Разоблачителю Шолохова Эдуарду Кукую

Николай Самойлов
Проверка на компьютере показала, что все романы написал один человек Шолохов. А вам всё неймётся. Пишите:
Я воспринял статью в «Новой газете» и предстоящий выход в Москве книги, разоблачающей Шолохова (причем, уж на сей раз окончательно и бесповоротно), с большим удовлетворением, поскольку давно был уверен, что такой низкий и подлый человек («горький пьяница, хам, завистник, подхалим и антисемит» — по характеристике, данной ему в одной из статей 1997 года в «Рекламе» Ильей Куксиным) никак не мог быть творцом «Тихого Дона».
Дмитрий Быков пишет:
Но нельзя не сказать о важном дополнении к «Поднятой целине» — о письмах Шолохова к Сталину, писанных весной 1933 года. Или их тоже сочинял коллективный автор? В письмах этих чувствуется рука, писавшая «Тихий Дон»:

«Я видел такое, чего нельзя забыть до смерти: в хут. Волоховском Лебяженского колхоза ночью, на лютом ветру, на морозе, когда даже собаки прячутся от холода, семьи выкинутых из домов жгли на проулках костры и сидели возле огня. Детей заворачивали в лохмотья и клали на оттаявшую от огня землю. Сплошной детский крик стоял над проулками. Да разве же можно так издеваться над людьми?

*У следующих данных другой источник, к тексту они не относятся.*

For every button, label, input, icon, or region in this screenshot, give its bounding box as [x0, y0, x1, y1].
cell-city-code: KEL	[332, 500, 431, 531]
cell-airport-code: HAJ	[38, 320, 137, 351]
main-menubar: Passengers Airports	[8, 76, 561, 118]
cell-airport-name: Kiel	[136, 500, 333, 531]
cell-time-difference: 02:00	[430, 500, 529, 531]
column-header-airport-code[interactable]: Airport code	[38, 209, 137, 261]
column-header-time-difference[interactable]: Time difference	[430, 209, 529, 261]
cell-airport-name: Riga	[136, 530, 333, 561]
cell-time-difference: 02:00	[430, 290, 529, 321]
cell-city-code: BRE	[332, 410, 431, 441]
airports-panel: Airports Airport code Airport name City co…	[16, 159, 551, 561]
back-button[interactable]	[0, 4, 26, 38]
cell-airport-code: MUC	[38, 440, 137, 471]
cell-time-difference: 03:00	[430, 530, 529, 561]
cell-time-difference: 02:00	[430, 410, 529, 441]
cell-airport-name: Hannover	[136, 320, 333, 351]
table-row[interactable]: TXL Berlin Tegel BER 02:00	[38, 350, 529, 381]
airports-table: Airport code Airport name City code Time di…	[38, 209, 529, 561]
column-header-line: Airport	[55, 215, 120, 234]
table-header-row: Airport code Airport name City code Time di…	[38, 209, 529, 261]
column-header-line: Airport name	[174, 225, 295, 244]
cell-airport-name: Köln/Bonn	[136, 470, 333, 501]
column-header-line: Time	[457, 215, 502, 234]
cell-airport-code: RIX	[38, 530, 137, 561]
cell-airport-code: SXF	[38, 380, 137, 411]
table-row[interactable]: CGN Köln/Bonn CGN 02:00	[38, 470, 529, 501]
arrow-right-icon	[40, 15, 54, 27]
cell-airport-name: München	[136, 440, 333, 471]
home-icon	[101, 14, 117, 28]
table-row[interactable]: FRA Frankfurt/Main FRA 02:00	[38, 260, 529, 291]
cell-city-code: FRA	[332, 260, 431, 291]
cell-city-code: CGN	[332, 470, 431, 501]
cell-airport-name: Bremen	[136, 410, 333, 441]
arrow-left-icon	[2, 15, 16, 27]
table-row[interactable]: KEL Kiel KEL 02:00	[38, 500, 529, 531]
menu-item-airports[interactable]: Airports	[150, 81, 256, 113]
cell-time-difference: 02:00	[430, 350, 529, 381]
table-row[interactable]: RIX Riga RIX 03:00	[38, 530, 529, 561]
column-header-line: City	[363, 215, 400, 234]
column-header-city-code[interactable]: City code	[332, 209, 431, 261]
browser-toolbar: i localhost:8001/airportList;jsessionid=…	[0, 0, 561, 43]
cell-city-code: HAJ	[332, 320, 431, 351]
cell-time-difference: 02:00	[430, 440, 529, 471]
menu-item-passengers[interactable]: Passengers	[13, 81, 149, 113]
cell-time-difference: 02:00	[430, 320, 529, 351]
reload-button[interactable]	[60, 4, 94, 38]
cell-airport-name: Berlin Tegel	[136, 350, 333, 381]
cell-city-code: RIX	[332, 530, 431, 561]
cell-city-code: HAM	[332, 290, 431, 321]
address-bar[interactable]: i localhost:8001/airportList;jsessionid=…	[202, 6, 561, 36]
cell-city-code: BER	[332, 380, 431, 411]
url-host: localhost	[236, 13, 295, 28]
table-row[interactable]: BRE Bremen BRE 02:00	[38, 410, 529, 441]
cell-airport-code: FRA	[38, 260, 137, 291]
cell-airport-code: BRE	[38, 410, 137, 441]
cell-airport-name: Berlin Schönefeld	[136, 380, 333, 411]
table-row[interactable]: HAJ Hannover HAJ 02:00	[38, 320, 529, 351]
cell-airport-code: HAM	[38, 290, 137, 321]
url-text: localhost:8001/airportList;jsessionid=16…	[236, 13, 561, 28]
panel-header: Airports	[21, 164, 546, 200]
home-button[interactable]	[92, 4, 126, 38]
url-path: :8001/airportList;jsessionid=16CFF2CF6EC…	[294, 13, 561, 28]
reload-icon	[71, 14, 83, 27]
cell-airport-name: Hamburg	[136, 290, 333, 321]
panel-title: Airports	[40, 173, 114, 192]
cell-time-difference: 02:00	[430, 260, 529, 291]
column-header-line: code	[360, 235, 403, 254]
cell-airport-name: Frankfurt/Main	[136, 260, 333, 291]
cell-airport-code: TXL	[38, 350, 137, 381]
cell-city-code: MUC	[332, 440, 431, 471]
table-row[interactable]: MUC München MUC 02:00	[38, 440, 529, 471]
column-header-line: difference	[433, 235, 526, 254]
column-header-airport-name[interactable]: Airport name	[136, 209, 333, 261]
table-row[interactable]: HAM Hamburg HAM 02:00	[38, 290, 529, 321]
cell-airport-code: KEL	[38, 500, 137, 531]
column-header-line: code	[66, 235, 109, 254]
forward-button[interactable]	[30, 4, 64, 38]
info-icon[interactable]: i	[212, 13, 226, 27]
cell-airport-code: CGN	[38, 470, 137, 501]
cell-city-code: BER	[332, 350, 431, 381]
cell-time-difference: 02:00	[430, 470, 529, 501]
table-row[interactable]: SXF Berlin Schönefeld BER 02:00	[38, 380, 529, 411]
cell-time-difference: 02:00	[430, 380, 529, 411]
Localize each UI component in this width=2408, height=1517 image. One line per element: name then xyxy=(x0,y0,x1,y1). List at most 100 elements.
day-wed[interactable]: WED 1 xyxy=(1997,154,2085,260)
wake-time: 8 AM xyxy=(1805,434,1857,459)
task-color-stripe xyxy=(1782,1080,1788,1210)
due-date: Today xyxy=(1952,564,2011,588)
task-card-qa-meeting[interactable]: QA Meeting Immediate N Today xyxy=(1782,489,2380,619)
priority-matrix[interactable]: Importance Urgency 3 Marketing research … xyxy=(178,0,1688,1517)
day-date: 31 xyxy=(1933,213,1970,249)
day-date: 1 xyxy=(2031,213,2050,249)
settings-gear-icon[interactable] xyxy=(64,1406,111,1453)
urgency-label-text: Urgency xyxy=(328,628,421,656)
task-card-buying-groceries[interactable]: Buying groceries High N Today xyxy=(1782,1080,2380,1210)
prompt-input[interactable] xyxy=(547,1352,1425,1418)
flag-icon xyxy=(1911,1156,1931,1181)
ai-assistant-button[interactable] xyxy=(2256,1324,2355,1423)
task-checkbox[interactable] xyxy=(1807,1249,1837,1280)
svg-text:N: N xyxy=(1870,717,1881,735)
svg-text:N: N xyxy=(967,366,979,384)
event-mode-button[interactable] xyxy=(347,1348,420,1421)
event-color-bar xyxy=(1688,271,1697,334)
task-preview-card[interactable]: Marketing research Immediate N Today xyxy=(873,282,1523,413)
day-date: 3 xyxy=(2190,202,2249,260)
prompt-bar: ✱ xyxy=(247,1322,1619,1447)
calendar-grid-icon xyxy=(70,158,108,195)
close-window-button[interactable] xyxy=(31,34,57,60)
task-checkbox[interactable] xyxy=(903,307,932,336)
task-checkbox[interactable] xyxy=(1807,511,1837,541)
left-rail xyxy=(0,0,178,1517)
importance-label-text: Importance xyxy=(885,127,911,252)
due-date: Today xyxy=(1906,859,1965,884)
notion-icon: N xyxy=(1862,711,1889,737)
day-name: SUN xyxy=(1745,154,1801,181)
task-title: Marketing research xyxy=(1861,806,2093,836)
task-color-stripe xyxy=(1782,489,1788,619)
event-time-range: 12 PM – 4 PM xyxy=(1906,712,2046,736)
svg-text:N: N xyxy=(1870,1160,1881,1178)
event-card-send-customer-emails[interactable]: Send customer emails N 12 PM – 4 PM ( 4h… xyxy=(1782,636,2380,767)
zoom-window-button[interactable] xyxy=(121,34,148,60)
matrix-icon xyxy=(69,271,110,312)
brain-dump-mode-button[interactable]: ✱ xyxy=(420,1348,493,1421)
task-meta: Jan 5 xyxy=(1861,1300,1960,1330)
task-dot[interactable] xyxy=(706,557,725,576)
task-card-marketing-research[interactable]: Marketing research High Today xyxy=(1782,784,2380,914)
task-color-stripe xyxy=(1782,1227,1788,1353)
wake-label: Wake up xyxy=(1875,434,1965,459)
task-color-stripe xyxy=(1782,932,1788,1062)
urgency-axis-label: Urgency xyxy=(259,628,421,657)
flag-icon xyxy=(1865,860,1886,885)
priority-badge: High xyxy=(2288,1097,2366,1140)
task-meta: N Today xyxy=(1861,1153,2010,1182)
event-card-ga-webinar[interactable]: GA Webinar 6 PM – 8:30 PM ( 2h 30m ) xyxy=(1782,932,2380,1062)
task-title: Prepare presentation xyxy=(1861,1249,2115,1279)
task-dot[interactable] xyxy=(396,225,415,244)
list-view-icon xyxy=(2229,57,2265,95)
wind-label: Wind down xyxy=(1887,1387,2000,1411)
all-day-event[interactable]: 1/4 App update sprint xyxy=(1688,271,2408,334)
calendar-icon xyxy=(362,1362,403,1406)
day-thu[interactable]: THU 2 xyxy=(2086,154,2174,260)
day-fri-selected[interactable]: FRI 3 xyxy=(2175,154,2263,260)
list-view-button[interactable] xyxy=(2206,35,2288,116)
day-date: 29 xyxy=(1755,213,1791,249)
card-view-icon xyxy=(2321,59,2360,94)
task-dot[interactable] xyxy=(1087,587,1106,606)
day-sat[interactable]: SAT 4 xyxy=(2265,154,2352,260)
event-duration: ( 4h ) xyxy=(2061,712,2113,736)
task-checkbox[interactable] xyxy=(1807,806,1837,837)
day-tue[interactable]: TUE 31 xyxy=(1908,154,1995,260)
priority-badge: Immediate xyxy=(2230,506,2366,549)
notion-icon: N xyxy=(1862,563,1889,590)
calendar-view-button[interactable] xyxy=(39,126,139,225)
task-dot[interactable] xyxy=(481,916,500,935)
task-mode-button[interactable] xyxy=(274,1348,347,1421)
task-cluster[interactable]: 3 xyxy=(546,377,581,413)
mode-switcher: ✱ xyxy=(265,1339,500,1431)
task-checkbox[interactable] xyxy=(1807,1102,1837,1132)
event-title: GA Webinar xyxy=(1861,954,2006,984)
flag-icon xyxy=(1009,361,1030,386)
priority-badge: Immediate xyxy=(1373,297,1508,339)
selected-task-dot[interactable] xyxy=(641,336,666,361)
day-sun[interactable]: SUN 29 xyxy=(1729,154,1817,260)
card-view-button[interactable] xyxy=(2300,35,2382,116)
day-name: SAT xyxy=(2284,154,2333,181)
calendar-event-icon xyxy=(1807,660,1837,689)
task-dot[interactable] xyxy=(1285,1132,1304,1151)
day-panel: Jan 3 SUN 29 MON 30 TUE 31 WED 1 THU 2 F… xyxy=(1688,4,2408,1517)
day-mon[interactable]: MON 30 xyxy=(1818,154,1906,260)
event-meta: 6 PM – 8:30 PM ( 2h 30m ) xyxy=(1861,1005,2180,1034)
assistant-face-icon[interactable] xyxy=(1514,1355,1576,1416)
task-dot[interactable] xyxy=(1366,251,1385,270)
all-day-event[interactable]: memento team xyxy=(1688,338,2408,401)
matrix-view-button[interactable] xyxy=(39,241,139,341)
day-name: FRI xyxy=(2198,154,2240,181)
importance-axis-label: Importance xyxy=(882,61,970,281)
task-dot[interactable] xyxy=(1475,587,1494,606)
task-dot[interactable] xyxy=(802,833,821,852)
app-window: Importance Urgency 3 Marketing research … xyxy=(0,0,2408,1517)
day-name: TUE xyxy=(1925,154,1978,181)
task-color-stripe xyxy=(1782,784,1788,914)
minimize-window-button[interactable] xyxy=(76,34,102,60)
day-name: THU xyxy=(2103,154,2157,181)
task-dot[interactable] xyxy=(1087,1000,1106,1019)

Мне казалось, что это один из овчинниковских перегибов, но в конце января или в начале февраля в Вёшенскую приехал секретарь крайкома Зимин. По пути в Вёшенскую он пробыл два часа в Чукаринском колхозе и на бюро РК выступил по поводу хода хлебозаготовок в этом колхозе. Первый вопрос, который он задал присутствовавшему на бюро секретарю Чукаринской ячейки: «Сколько у тебя выселенных из домов? — «Сорок восемь хозяйств». — «Где они ночуют?» Секретарь ячейки засмеялся, потом ответил, что ночуют, мол, где придётся. Зимин ему на это сказал: «А должны ночевать не у родственников, не в помещениях, а на улице!»

После этого по району взяли линию ещё круче. И выселенные стали замерзать. В Базковском колхозе выселили женщину с грудным ребёнком. Всю ночь ходила она по хутору и просила, чтобы её пустили с ребёнком погреться. Не пустили, боясь, как бы самих не выселили. Под утро ребёнок замёрз на руках у матери. Сама мать обморозилась. Женщину эту выселял кандидат партии — работник Вазовского колхоза. Его, после того как ребёнок замёрз, тихонько посадили в тюрьму. Посадили за «перегиб». За что же посадили? И, если посадили правильно, то почему остаётся на свободе т. Зимин? Число замёрзших не установлено, т. к. этой статистикой никто не интересовался и не интересуется; точно так же, как никто не интересуется количеством умерших от голода. Бесспорно одно: огромное количество взрослых и «цветов жизни» после двухмесячной зимовки на улице, после ночёвок на снегу уйдут из этой жизни вместе с последним снегом. А те, которые останутся в живых, будут полукалеки».

Как гражданский подвиг эти письма не менее значительны, чем «Тихий Дон», и кем бы ни был Шолохов — одно то, что он нашёл в себе мужество так говорить со Сталиным, искупает многие его реальные или вымышленные грехи. А в финале письма он позволяет себе откровенный шантаж: «Решил, что лучше написать Вам, нежели на таком материале создавать последнюю книгу «Поднятой целины»».

Сталин Шолохова берёг и ответил ему со сдержанной угрозой: вы, мол, видите не всю правду, станичники ваши сами хороши... Но Шолохова это не испугало: он продолжал обращаться к вождю с рассказом о ситуации в Вёшенской. И к нему прислушивались. И хотя глобальную ситуацию переломить было не в его силах (да вряд ли и входило в его намерения), но хоть несколько жизней он спас, а многие ли могут этим похвастаться?
Вот тебе пьяница, антисемит! Ты сам, хоть одного человека спас, жизнью рисковал? Чего же замахиваешься на того, кто это делал. Ни стыда, ни совести, ни чести. Застрелись, или хотя бы извинись перед великим человеком, гением земли русской.